Blogging Marathon #23
Theme: Traditional Indian Foods
I purchased a muruku press several years ago and by choosing this theme for this week’s Blogging Marathon, it finally forced me to use it for the very first time. Through the years, I somehow lost the instructions for operating the muruku press, so after ten minutes screwing and unscrewing the various parts, I thought I had figured it out, but after several attempts, it just wasn’t working for me. I decided a good alternative would be a cookie press. Some of the shaped plates are different, but I think texture and taste is more important than shape, so my muruku are not in the traditional shape, but I am sure the flavor is just the same!
|Muruku Press Plates|
|Cookie Press Plates|
This is a great lesson learned on how when trying to cook global foods, look for alternatives that might be right under your nose. Don’t just give up and say you won’t be able to make it because you don’t have the identical tool. Many times the same type of instrument is available by another name in another country.

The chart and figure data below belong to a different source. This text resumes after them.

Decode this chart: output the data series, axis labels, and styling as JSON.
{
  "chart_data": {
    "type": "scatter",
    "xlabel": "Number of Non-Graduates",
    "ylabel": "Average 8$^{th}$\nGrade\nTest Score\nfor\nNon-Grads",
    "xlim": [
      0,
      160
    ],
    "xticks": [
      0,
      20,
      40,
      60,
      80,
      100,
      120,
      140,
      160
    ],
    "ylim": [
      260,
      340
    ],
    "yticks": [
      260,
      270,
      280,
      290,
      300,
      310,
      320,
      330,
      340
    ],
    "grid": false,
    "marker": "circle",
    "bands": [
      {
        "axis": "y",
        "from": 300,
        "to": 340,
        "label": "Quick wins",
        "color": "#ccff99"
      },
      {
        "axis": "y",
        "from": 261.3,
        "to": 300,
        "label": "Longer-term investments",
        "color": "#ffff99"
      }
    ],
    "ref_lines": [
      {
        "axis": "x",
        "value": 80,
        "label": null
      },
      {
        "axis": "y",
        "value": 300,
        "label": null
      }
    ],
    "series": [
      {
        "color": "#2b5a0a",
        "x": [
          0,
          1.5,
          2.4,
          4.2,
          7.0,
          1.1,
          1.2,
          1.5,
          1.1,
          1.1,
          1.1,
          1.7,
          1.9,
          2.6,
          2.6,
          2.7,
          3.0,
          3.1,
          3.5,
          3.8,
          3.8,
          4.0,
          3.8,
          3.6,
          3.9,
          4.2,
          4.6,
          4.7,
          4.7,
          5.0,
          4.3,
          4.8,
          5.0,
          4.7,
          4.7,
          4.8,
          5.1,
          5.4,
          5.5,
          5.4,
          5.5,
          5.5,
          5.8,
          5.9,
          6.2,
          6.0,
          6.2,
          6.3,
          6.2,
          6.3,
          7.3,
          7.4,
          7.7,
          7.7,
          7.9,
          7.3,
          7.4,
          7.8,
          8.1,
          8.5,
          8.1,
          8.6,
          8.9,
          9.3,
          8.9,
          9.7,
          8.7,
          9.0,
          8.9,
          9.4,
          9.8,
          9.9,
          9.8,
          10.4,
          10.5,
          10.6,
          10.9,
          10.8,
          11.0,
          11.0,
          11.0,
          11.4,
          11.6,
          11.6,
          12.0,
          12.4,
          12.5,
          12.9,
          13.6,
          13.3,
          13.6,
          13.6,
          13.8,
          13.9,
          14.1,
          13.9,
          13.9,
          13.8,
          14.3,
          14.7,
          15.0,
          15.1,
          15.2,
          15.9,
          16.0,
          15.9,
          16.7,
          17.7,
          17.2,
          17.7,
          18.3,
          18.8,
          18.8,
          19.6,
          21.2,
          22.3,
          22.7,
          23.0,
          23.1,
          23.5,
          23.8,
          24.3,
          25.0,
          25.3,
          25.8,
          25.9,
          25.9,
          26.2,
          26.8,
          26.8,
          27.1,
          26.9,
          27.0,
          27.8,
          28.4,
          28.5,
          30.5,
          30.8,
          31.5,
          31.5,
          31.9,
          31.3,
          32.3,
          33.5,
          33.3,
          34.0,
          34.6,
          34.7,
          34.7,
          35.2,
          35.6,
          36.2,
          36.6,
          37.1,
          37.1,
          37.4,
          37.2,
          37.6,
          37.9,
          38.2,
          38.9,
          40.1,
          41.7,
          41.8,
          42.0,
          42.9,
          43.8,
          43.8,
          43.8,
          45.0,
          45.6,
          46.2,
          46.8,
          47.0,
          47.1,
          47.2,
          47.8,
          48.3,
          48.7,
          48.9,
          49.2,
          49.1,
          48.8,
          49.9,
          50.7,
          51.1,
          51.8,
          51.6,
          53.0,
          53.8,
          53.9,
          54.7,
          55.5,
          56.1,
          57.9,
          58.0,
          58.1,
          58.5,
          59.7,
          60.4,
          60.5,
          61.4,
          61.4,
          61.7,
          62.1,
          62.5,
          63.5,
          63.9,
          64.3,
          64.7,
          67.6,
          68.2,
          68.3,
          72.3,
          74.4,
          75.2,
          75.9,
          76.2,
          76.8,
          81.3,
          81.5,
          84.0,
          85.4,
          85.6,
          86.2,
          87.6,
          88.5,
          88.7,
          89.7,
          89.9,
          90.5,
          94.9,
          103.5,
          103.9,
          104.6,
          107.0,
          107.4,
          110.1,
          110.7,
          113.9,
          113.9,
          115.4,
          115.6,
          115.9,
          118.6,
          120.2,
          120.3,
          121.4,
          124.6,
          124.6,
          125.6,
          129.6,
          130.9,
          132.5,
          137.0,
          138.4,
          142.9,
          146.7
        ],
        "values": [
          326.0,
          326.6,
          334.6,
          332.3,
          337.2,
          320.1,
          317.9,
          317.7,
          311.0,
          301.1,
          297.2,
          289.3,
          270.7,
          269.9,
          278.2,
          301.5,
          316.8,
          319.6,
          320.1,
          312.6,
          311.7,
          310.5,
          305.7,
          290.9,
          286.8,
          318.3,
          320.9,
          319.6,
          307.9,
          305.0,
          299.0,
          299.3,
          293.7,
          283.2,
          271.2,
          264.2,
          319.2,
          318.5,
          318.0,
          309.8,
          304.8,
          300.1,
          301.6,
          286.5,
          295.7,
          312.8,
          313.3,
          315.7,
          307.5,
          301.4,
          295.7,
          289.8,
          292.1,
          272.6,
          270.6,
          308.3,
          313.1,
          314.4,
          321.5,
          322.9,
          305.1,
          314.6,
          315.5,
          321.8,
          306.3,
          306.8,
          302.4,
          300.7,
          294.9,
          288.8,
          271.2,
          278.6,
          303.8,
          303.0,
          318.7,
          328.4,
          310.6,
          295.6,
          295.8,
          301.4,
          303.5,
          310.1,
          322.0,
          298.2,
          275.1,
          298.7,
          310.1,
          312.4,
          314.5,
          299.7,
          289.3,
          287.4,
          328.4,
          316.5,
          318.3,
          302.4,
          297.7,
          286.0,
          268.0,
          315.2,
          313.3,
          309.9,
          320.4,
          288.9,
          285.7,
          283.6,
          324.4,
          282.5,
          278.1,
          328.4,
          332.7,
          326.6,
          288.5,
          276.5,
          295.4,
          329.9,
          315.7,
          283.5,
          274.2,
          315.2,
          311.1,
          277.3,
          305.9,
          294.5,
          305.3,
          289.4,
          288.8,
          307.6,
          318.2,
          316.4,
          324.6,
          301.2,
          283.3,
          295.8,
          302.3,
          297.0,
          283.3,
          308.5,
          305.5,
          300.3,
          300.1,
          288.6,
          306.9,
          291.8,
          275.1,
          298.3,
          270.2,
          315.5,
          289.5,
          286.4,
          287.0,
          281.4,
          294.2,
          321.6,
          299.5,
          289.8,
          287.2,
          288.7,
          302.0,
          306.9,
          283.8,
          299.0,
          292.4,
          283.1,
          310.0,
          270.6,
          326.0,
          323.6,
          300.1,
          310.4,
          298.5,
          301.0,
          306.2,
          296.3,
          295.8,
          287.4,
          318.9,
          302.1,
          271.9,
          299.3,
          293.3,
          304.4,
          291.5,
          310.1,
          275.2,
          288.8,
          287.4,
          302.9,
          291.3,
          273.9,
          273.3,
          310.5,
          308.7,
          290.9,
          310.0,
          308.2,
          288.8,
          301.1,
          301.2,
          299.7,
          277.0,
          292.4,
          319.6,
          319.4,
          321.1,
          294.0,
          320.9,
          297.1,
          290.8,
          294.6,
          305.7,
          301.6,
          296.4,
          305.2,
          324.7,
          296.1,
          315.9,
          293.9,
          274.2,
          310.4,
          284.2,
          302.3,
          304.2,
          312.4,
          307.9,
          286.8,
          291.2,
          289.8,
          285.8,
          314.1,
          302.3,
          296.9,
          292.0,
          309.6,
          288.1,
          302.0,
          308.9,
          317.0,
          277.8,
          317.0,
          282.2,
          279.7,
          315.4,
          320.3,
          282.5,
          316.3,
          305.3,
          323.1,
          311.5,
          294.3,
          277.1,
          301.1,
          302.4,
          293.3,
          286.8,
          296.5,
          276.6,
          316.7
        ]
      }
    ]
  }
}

There are many variations of muruku using different flours or grains as a base, combined with different spices. For my very first muruku attempt, I searched for a simple recipe and found this one. With a few minor adaptations, I made & tasted delicious, crispy muruku for the first time and I love them!
(click here for printable recipe)
1 cup rice flour plus 1 tablespoon
1/4 cup chickpea flour/besan
2 tablespoons oil
2 teaspoons ground cumin
1 tablespoon sesame seeds
1/2 cup water
1 teaspoon salt
Mix all of the ingredients with water to make a very soft dough.
Attach one of the plates to the muruku or cookie press. Put dough inside the press.
Press out desired shapes and place on parchment paper.
Heat enough oil for deep frying to 350 F.
Using a spatula, transfer the muruku on the parchment paper and drop into the hot oil and fry for a few minutes, until golden and crispy.
Remove to paper towels, to drain the oil and serve.